At the beginning of May, I set my goal to piece a Storm at Sea wallhanging top. I am so glad I make it in time. It is not big, only 45 inches x 39 inches and it is not difficult. Just tedious. I am having a fabric moratorium this year (at least trying very hard to have one, LOL) so whatever I sew, I have to use my stash. I was using my blue scraps to sew the blocks when it dawned on me that I should turn to Google, my internet teacher, to look for inspiration. As I googled, I chanced upon Quilter’s Cache where I saw the Heart in the middle of the Storm at Sea pattern and I also saw Eugene’s block. So I decided to combine design elements from both and I came up with this.
Before arriving at this finished top, I had to audition different layouts and asked my husband and children for opinions. Below is a few pictures of my auditioning photos.
A layout without borders.
I was trying to see how it looks like with the stars at the borders, auditioning 2 shades of blue fabric.
Storm at Sea has been in my bucket list for the longest time. A good friend gave me a book, Calming the Storm, by Darlene Zimmerman and Joy Hoffman, published in 1996.

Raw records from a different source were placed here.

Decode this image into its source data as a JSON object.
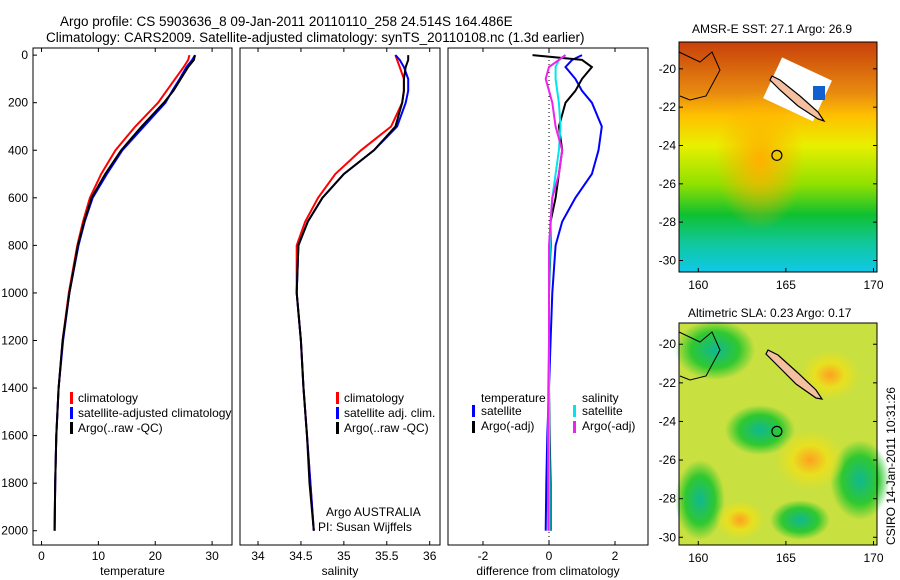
{
  "header": {
    "line1": "Argo profile: CS 5903636_8 09-Jan-2011 20110110_258 24.514S 164.486E",
    "line2": "Climatology: CARS2009. Satellite-adjusted climatology: synTS_20110108.nc (1.3d earlier)"
  },
  "footer_stamp": "CSIRO 14-Jan-2011 10:31:26",
  "colors": {
    "red": "#ff0000",
    "blue": "#0000ff",
    "black": "#000000",
    "cyan": "#00e5ee",
    "magenta": "#ee22ee"
  },
  "chart_data": [
    {
      "type": "line",
      "id": "temperature",
      "xlabel": "temperature",
      "ylabel": "",
      "xlim": [
        -1.5,
        33.5
      ],
      "ylim": [
        2060,
        -30
      ],
      "xticks": [
        0,
        10,
        20,
        30
      ],
      "yticks": [
        0,
        200,
        400,
        600,
        800,
        1000,
        1200,
        1400,
        1600,
        1800,
        2000
      ],
      "depth": [
        0,
        20,
        50,
        100,
        150,
        200,
        300,
        400,
        500,
        600,
        700,
        800,
        1000,
        1200,
        1400,
        1600,
        1800,
        2000
      ],
      "series": [
        {
          "name": "climatology",
          "color": "#ff0000",
          "values": [
            26.0,
            25.8,
            25.0,
            23.5,
            22.0,
            20.5,
            16.5,
            13.0,
            10.5,
            8.5,
            7.3,
            6.3,
            4.8,
            3.7,
            3.0,
            2.6,
            2.4,
            2.3
          ]
        },
        {
          "name": "satellite-adjusted climatology",
          "color": "#0000ff",
          "values": [
            27.0,
            26.5,
            25.5,
            24.3,
            23.0,
            21.8,
            18.0,
            14.2,
            11.5,
            9.0,
            7.6,
            6.5,
            4.9,
            3.8,
            3.0,
            2.6,
            2.4,
            2.3
          ]
        },
        {
          "name": "Argo(..raw -QC)",
          "color": "#000000",
          "values": [
            27.0,
            26.8,
            25.8,
            24.5,
            23.2,
            21.5,
            17.6,
            14.0,
            11.2,
            8.8,
            7.5,
            6.4,
            4.9,
            3.7,
            3.0,
            2.6,
            2.4,
            2.3
          ]
        }
      ],
      "legend": {
        "placement": "lower-right",
        "entries": [
          "climatology",
          "satellite-adjusted climatology",
          "Argo(..raw -QC)"
        ]
      }
    },
    {
      "type": "line",
      "id": "salinity",
      "xlabel": "salinity",
      "xlim": [
        33.79,
        36.12
      ],
      "ylim": [
        2060,
        -30
      ],
      "xticks": [
        34,
        34.5,
        35,
        35.5,
        36
      ],
      "depth": [
        0,
        20,
        50,
        100,
        150,
        200,
        300,
        400,
        500,
        600,
        700,
        800,
        1000,
        1200,
        1400,
        1600,
        1800,
        2000
      ],
      "series": [
        {
          "name": "climatology",
          "color": "#ff0000",
          "values": [
            35.6,
            35.62,
            35.65,
            35.7,
            35.7,
            35.68,
            35.55,
            35.2,
            34.9,
            34.7,
            34.55,
            34.45,
            34.45,
            34.5,
            34.53,
            34.57,
            34.61,
            34.65
          ]
        },
        {
          "name": "satellite adj. clim.",
          "color": "#0000ff",
          "values": [
            35.6,
            35.65,
            35.7,
            35.75,
            35.75,
            35.72,
            35.62,
            35.35,
            35.0,
            34.75,
            34.58,
            34.47,
            34.45,
            34.5,
            34.53,
            34.57,
            34.61,
            34.65
          ]
        },
        {
          "name": "Argo(..raw -QC)",
          "color": "#000000",
          "values": [
            35.75,
            35.75,
            35.72,
            35.7,
            35.7,
            35.68,
            35.6,
            35.35,
            35.0,
            34.75,
            34.58,
            34.47,
            34.45,
            34.5,
            34.53,
            34.57,
            34.6,
            34.65
          ]
        }
      ],
      "legend": {
        "placement": "lower-right",
        "entries": [
          "climatology",
          "satellite adj. clim.",
          "Argo(..raw -QC)"
        ]
      },
      "annotation": [
        "Argo AUSTRALIA",
        "PI: Susan Wijffels"
      ]
    },
    {
      "type": "line",
      "id": "difference",
      "xlabel": "difference from climatology",
      "xlim": [
        -3.06,
        3.0
      ],
      "ylim": [
        2060,
        -30
      ],
      "xticks": [
        -2,
        0,
        2
      ],
      "depth": [
        0,
        20,
        50,
        100,
        150,
        200,
        300,
        400,
        500,
        600,
        700,
        800,
        1000,
        1200,
        1400,
        1600,
        1800,
        2000
      ],
      "series": [
        {
          "name": "temperature satellite",
          "color": "#0000ff",
          "values": [
            1.0,
            0.7,
            0.5,
            0.8,
            1.0,
            1.3,
            1.6,
            1.5,
            1.3,
            0.8,
            0.4,
            0.2,
            0.1,
            0.05,
            0,
            -0.05,
            -0.08,
            -0.1
          ]
        },
        {
          "name": "temperature Argo(-adj)",
          "color": "#000000",
          "values": [
            -0.5,
            1.0,
            1.3,
            1.0,
            0.8,
            0.5,
            0.3,
            0.4,
            0.3,
            0.2,
            0.05,
            0.05,
            0,
            0,
            0,
            0.02,
            0.05,
            0.05
          ]
        },
        {
          "name": "salinity satellite",
          "color": "#00e5ee",
          "values": [
            0.5,
            0.3,
            0.2,
            0.2,
            0.25,
            0.3,
            0.35,
            0.3,
            0.2,
            0.1,
            0.05,
            0.03,
            0,
            0,
            0,
            0.01,
            0.02,
            0.02
          ]
        },
        {
          "name": "salinity Argo(-adj)",
          "color": "#ee22ee",
          "values": [
            0.5,
            0.3,
            0.0,
            -0.1,
            0.0,
            0.1,
            0.2,
            0.4,
            0.3,
            0.1,
            0.05,
            0.0,
            0,
            0,
            -0.02,
            -0.03,
            -0.03,
            -0.02
          ]
        }
      ],
      "legend": {
        "placement": "lower-center",
        "headers": [
          "temperature",
          "salinity"
        ],
        "entries": [
          "satellite",
          "Argo(-adj)",
          "satellite",
          "Argo(-adj)"
        ]
      }
    },
    {
      "type": "heatmap",
      "id": "sst-map",
      "title": "AMSR-E SST: 27.1 Argo: 26.9",
      "xlim": [
        158.9,
        170.2
      ],
      "ylim": [
        -30.6,
        -18.6
      ],
      "xticks": [
        160,
        165,
        170
      ],
      "yticks": [
        -20,
        -22,
        -24,
        -26,
        -28,
        -30
      ],
      "xticklabels": [
        "160",
        "165",
        "170"
      ],
      "yticklabels": [
        "-20",
        "-22",
        "-24",
        "-26",
        "-28",
        "-30"
      ],
      "marker": {
        "lon": 164.486,
        "lat": -24.514
      }
    },
    {
      "type": "heatmap",
      "id": "sla-map",
      "title": "Altimetric SLA: 0.23 Argo: 0.17",
      "xlim": [
        158.9,
        170.2
      ],
      "ylim": [
        -30.4,
        -18.9
      ],
      "xticks": [
        160,
        165,
        170
      ],
      "yticks": [
        -20,
        -22,
        -24,
        -26,
        -28,
        -30
      ],
      "xticklabels": [
        "160",
        "165",
        "170"
      ],
      "yticklabels": [
        "-20",
        "-22",
        "-24",
        "-26",
        "-28",
        "-30"
      ],
      "marker": {
        "lon": 164.486,
        "lat": -24.514
      }
    }
  ]
}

I fell in love with Storm at Sea because of this book. The patterns inside make use of the blocks in Storm at Sea. The book is definitely a source of inspiration but I did not follow the dimensions as given in the book. I was using Deb Tucker’s V Block ruler and Square 2 ruler so I had to make block sizes that the rulers support. I may just write a short tutorial in the future on how I construct my Storm at Sea using the dimensions I used, 3 inches finished V block, 3 inches finished Square in square the 6 inches finished Square in square for the bigger Square in square unit. When we combine these basic units together, we get a Storm at Sea block as follows.
In the Storm at Sea block above, I sewed up the 2 V blocks on the left of the block so that it looks like a diamond rect. The other 2 V blocks at the top right-hand side of the Storm at Sea block are not sewn together yet. I hope you can see the before sewn and after sewn effect of the V blocks. Then we just replicate this Storm at Sea block for as many times as we want to create the quilt size we desire.
I love to sew but I hate doing the math. As a result I ended up with a number of V block units and Square in square units unused. I may just combine these orphaned blocks to sew up another quilt, maybe a table runner. LOL.